Synopses & Reviews
This book is intended for the reader whose imagination has been captured by reading a popular account about the plate tectonics and would like to know more. It concentrates on the quantitative side of the plate tectonics because most scientifically literate people are already familiar with the quantitative side. The book will enable the reader to answer questions like the following:
How fast is London moving away from New York?
How fast was Los Angeles moving toward San Francisco 50 million years ago?
How are the motions of the plates described in mathematical terms?
What geophysical observations are used to determine plate motions?

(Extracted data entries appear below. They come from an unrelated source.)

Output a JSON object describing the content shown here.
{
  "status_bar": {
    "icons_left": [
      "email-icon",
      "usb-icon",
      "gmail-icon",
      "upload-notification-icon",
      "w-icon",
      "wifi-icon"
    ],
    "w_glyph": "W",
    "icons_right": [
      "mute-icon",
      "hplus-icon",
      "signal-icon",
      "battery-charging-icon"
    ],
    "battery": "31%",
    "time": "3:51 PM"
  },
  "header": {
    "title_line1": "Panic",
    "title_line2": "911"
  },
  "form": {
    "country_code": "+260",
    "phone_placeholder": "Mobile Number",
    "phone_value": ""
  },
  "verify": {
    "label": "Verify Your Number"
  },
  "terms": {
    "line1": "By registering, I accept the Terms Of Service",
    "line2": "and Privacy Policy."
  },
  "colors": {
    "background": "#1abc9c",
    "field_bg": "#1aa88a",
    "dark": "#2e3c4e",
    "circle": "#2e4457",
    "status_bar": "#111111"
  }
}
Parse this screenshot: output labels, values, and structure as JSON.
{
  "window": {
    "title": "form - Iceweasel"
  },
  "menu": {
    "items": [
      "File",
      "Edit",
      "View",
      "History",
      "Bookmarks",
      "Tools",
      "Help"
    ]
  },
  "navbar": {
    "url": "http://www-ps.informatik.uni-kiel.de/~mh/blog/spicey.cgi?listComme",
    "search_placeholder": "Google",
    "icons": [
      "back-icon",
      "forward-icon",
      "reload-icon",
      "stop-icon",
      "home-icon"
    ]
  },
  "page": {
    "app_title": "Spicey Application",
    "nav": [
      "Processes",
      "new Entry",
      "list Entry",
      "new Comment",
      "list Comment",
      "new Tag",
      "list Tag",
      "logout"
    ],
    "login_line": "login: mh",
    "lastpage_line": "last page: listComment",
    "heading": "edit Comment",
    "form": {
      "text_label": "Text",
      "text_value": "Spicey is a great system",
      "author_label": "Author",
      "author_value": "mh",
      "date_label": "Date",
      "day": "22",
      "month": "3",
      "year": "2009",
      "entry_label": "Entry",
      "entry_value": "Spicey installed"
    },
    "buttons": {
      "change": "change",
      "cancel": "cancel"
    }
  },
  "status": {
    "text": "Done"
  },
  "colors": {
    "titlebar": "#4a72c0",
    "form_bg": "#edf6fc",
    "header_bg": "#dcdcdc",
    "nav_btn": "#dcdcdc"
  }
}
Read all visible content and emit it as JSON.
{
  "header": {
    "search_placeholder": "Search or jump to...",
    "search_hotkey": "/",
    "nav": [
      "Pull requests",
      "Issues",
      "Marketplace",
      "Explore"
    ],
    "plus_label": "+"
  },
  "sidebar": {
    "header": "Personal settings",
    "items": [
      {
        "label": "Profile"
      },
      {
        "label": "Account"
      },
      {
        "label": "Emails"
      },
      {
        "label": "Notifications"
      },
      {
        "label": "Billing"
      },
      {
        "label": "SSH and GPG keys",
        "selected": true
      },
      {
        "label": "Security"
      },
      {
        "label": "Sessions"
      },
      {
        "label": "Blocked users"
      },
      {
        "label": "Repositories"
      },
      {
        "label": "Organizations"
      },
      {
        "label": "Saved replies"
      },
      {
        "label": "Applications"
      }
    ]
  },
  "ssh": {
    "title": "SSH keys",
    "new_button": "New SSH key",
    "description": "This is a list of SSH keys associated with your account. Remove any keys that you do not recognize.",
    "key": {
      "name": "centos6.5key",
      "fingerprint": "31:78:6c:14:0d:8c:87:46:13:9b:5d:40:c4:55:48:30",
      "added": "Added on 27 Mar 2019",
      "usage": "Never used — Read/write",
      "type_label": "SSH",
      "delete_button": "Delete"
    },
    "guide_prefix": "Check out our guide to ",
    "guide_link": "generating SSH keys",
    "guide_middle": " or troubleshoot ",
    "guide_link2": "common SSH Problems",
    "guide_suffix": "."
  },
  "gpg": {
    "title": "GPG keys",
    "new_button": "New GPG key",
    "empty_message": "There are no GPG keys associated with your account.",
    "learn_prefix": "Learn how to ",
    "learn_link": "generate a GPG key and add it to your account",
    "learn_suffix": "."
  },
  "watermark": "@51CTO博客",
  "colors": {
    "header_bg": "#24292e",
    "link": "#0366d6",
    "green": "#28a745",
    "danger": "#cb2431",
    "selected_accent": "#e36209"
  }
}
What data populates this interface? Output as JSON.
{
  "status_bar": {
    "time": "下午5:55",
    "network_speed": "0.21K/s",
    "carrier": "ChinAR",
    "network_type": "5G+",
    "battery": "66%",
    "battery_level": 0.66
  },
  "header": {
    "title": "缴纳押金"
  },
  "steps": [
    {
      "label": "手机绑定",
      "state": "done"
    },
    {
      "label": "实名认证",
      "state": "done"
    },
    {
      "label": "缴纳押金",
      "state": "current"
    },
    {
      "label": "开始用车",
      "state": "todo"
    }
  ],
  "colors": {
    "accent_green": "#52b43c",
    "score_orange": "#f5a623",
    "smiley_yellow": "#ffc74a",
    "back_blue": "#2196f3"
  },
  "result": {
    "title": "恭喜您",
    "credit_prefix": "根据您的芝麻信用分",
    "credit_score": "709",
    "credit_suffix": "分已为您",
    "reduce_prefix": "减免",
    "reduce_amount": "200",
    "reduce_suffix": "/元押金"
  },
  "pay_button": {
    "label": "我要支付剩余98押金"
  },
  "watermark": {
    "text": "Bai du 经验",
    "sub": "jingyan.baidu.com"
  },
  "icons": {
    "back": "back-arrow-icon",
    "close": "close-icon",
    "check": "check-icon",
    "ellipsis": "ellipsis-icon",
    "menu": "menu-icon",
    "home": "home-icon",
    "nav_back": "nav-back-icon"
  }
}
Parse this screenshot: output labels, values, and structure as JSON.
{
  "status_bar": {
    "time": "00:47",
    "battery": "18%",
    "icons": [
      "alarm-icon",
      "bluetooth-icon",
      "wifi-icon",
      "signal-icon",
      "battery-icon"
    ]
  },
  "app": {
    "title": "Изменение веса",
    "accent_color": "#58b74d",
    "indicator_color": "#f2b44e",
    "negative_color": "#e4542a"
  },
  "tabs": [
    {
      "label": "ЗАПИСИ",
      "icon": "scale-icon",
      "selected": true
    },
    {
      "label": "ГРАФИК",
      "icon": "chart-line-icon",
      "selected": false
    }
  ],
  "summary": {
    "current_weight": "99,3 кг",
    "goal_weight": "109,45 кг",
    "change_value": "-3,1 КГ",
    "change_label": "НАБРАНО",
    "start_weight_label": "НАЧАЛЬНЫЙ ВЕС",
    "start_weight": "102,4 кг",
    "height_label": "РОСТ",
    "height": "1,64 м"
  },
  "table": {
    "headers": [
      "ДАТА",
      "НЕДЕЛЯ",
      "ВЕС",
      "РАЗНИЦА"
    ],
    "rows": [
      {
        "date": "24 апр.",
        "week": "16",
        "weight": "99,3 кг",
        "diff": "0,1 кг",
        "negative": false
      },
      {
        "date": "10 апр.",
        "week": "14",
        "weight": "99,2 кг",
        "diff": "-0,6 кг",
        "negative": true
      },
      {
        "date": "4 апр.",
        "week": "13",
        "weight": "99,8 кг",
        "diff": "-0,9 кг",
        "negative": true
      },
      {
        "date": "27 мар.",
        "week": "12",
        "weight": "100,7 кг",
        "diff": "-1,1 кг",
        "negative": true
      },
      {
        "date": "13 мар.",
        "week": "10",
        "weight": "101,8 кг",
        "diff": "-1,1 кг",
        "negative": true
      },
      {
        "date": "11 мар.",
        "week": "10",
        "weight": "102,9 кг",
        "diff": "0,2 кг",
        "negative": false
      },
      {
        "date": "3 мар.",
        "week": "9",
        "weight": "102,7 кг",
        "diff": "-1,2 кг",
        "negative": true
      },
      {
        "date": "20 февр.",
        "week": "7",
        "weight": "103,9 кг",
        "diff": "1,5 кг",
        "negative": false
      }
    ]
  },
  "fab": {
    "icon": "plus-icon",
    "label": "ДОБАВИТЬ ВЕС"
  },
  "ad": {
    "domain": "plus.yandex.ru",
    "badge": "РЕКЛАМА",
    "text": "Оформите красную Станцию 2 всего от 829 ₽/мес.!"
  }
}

How are earthquakes related to plates motions?
What drives the plates?
The guiding philosophy of this book is that in plate tectonics, as in chess, more insight comes from playing the game than from talking or reading about it. This is a hands-on, how-to-do-it book. Most students find that through learning the nuts and bolts of plate tectonics, they gain new insight into its power and limitations.
Synopsis
Palaeomagnetism, plates, hot spots, trenches and ridges are the subject of this unusual book. Plate Tectonics is a book of exercises and background information that introduces and demonstrates the basics of the subject. In a lively and lucid manner, it brings together a great deal of material in spherical trigonometry that is necessary to understand plate tectonics and the research literature written about it. It is intended for use in first year graduate courses in geophysics and tectonics, and provides a guide to the quantitative understanding of plate tectonics.
Table of Contents
Preface; Introduction; Basics of a revolution; Plates in velocity space; Getting round on a sphere; Wrapping plate tectonics around a globe; Plotting planes and vectors in local coordinates; Earthquakes and plates; Finite rotations; Magnetism and isochrons; Paleomagnetic poles; Putting it all together; Absolute Plate Motion; Problems; Suggested Reading; Index; Index of References.